What it takes to actually act on a prediction
A risk score that nobody acts on is worse than no score, because it spends trust. If we're going to put these models in front of clinicians, the harder work is downstream of the math.
First, the prediction has to land in the workflow, not in a dashboard someone visits on a good day. A pneumonitis risk flag belongs on the treatment plan and the triage protocol; it should change what the nurse does when the patient calls, automatically. If acting on it requires remembering to go look, it won't get acted on.
Second, you have to decide what the action is, per toxicity, in advance. "High risk" is not a plan. Earlier imaging? A lower threshold for holding the next cycle? A scheduled check-in at the window when that toxicity typically emerges? Tighter lab cadence for the hepatitis-flagged patient? The model buys you lead time; the protocol decides what to do with it. Without the protocol, a flag is just anxiety.
Third, and this is the part payers and health-system leaders should care about: you have to measure the model in your population before you trust it, and keep measuring after you deploy. We externally validated these models on pan-cancer cohorts for a reason. A model tuned on one institution's mix of cancers, drugs, and documentation habits can quietly fail somewhere else. Calibration drifts. Practice changes. The governance question isn't "is the model accurate" once; it's "how will we know when it stops being accurate here." That's not a reason to wait. It's the operating discipline that makes deploying responsible.
Where this goes
The near-term win is not autonomous at all.

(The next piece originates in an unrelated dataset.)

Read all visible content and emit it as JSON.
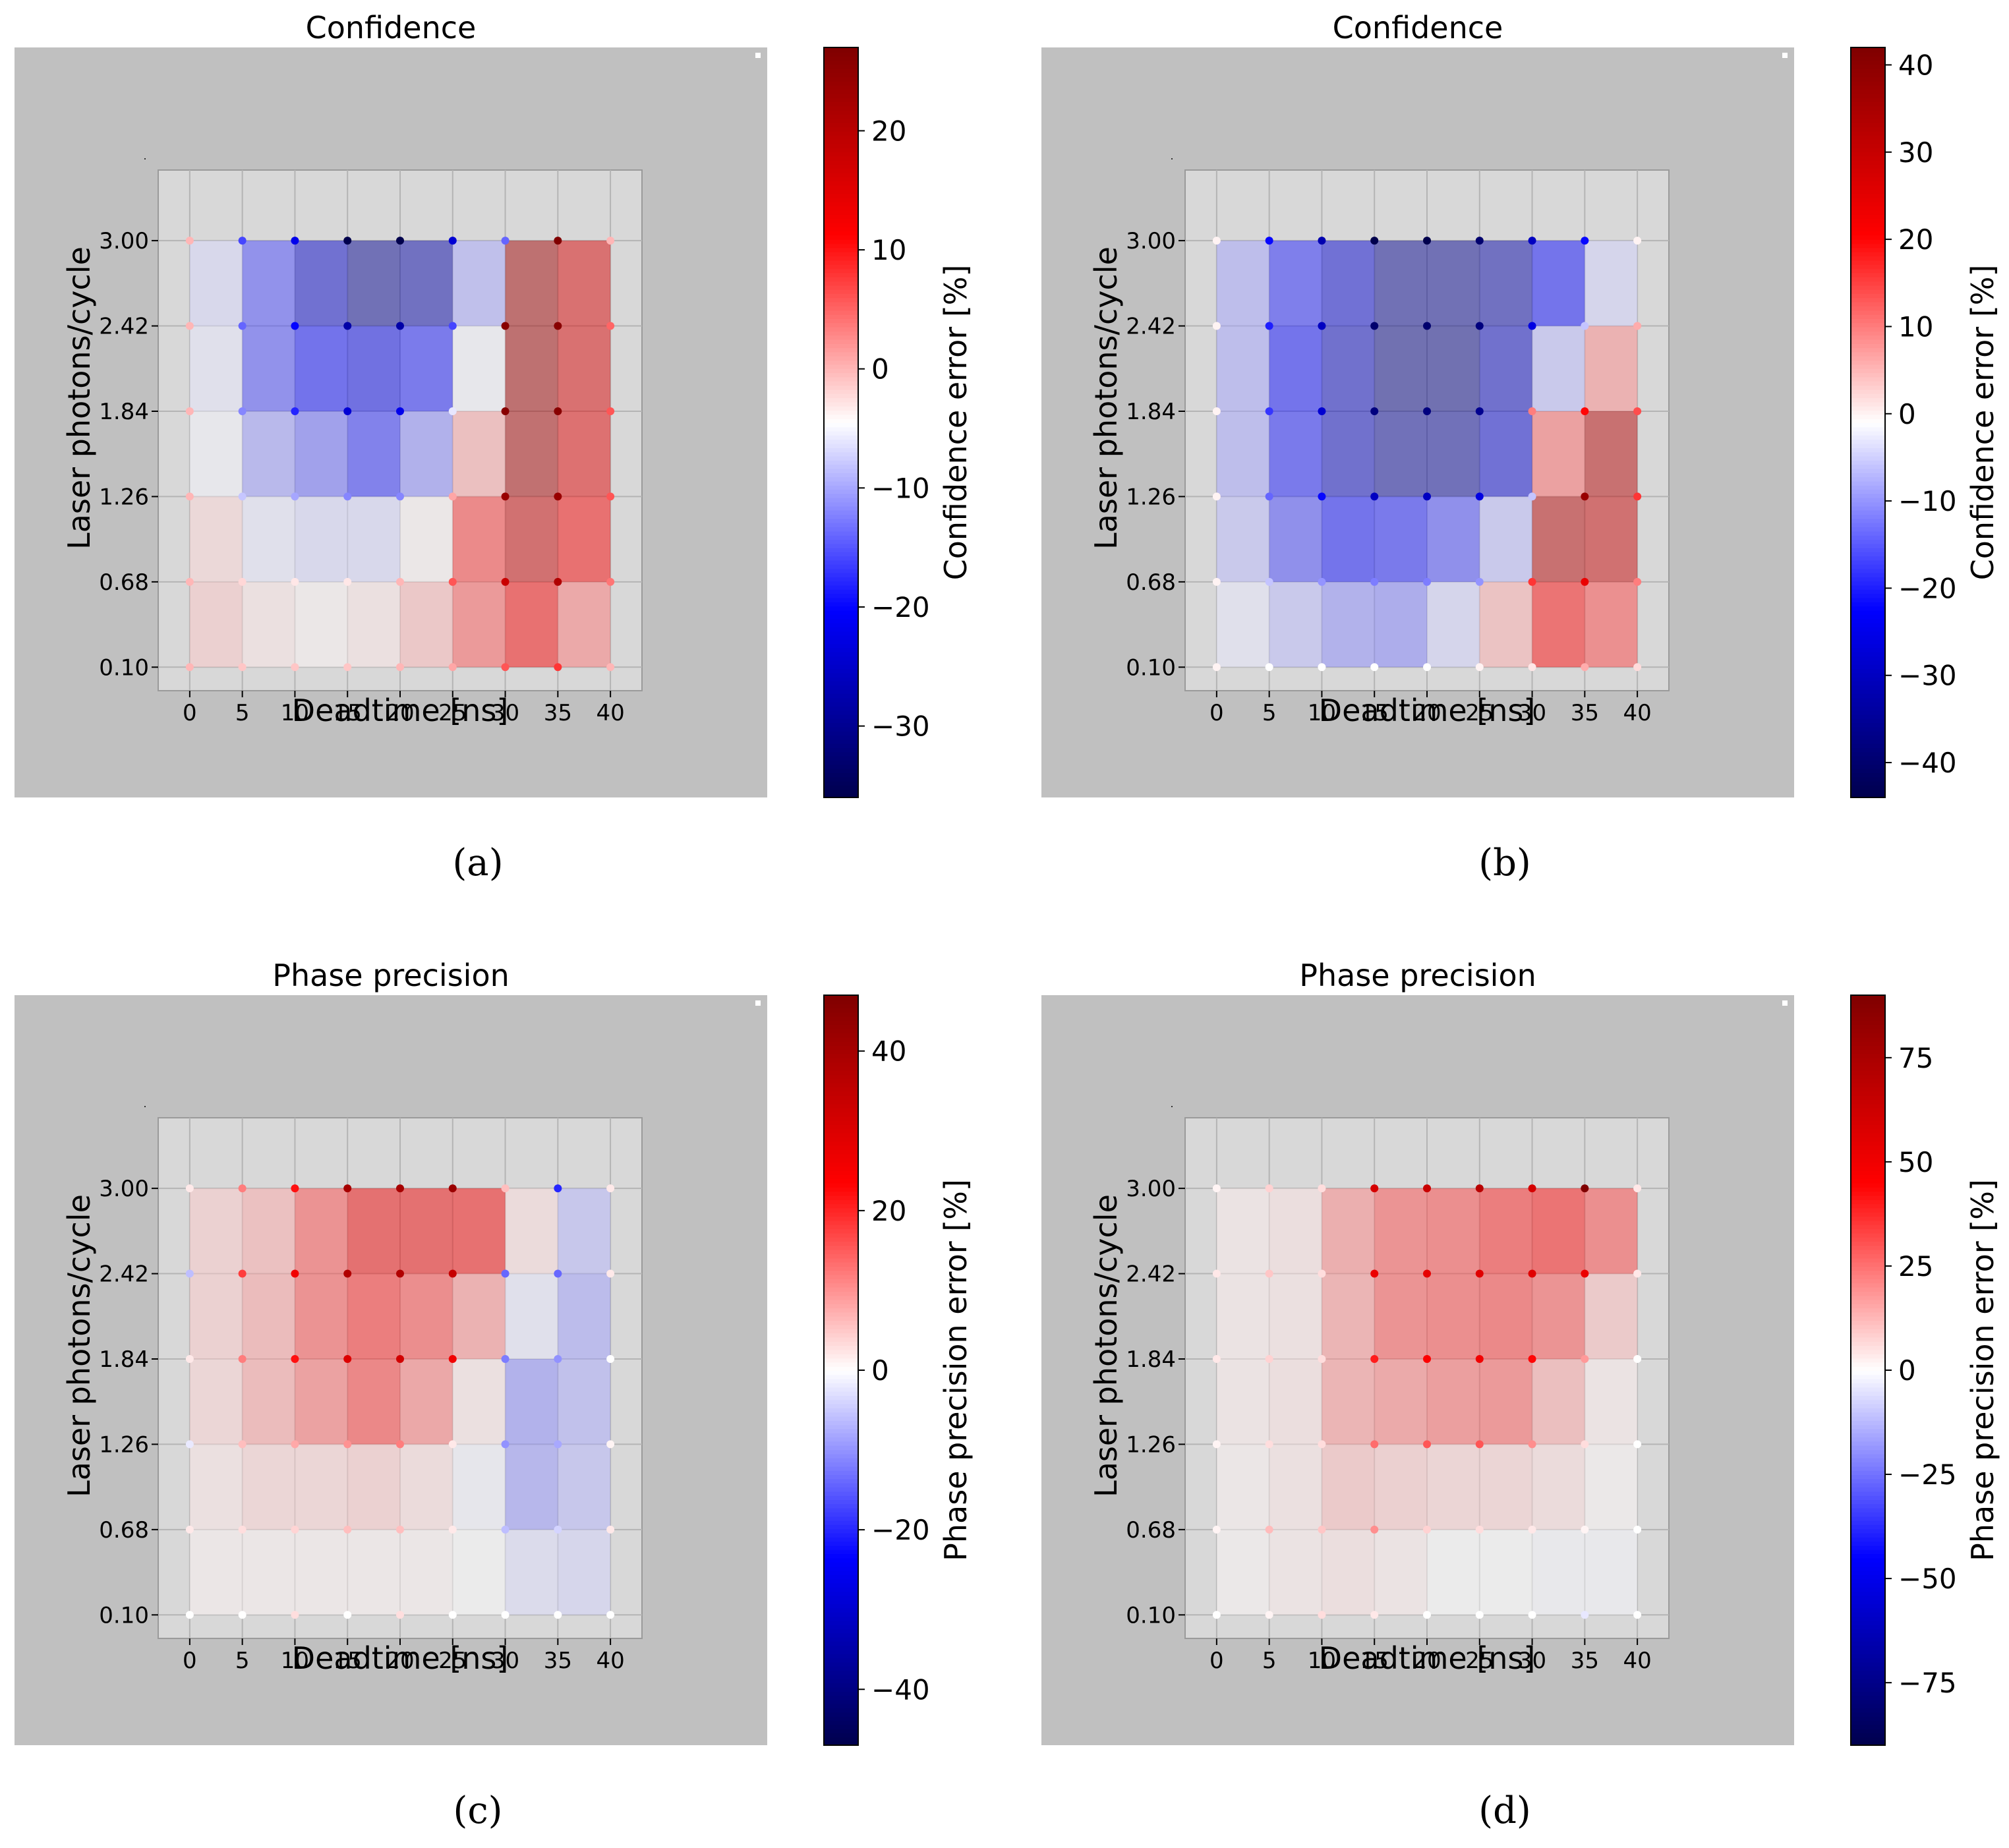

It's a quieter shift in standard of care: risk-stratified monitoring for everyone starting a checkpoint inhibitor, drawn from data we already collect and pay to store. The patient flagged as high-risk for pneumonitis gets close watch. The one flagged as low risk across the board gets a lighter touch and fewer false alarms, which is its own clinical and financial good. We move from catching immune-related toxicity after it announces itself to anticipating it, and we do it without ordering a single new test.
For oncologists, that means the toxicity conversation at the start of therapy gets specific instead of generic. For informaticists, it means the work is mostly plumbing and labels, not model architecture. For payers, it means a concrete place where prediction reduces avoidable admissions and steroid courses rather than just generating alerts. The science to do this is largely done and published. What's left is the unglamorous part: wiring it into the day, agreeing on the action, and watching the model the way we'd watch any new diagnostic. That's the work worth doing, because the signal was never the thing we were missing. The willingness to read it was.